Green bio-pharmaceutical company Global Green, Inc. has agreed with scientific studies that find that Salmonella is possible to eradicate and is not naturally occurring.
Salmogenics, the company’s patented Salmonella vaccine for poultry, is injected into the egg, before the chick is hatched, improving the immune system, health and welfare of the chicken.
This protects the chick from Salmonella as it breaks out of the egg’s shell, cost-effectively providing a healthier source of protein for humans.
“Salmogenics injected into laying hens can produce eggs that are less contaminated. As the eggs hatch, new generations of chicken will have less contamination,” says Dr. Mehran Ghazvini, chairman and CEO.
“As we work towards future generations of chickens, we could produce not only Salmonella-free eggs but also salmonella-free chickens.”
“Salmogenics would have an essential role in this process which would necessarily have to include better feeding, probiotics with increased sanitation and a cleaner environment in chicken farms to produce eggs that are less contaminated with Salmonella.”

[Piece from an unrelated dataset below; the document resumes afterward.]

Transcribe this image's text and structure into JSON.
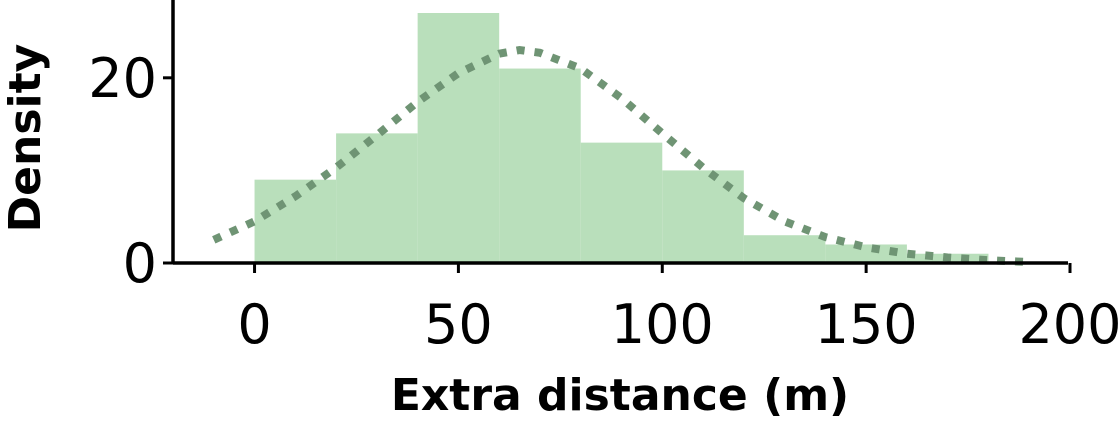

Tests conducted through third parties have found that Salmogenics has been shown to significantly reduce Salmonella in the egg.
Ongoing tests will be conducted to determine the efficacy of reducing Salmonella in egg-laying hens.
According to the 1978-1981 study by B.S. Pomeroy at the University of Minnesota referenced by Food Safety News, researchers grew Salmonella-free turkeys primarily by selecting Salmonella-free hatchlings, feeding Salmonella-free feed and isolating the flock.
More recently, in their 2012 paper, Doyle and Erickson reviewed the literature on pre-harvest interventions for foodborne animal diseases.
Their review included on-farm management and hygienic practices, feed and water treatments, macronutrient diet formulation, antibiotics and growth-enhancing additives, prebiotics, probiotics, synbiotics, bacteriophages, bacteriocins, immunotherapy, vaccines, breeding and multiple interventions.
“Effective food safety interventions to reduce or control foodborne pathogens are needed throughout the food continuum, from the farm to the end user. Combinations of interventions may be needed throughout the food continuum to provide continuous reduction in pathogen contamination and ultimately the incidence of foodborne illnesses,” the review concluded.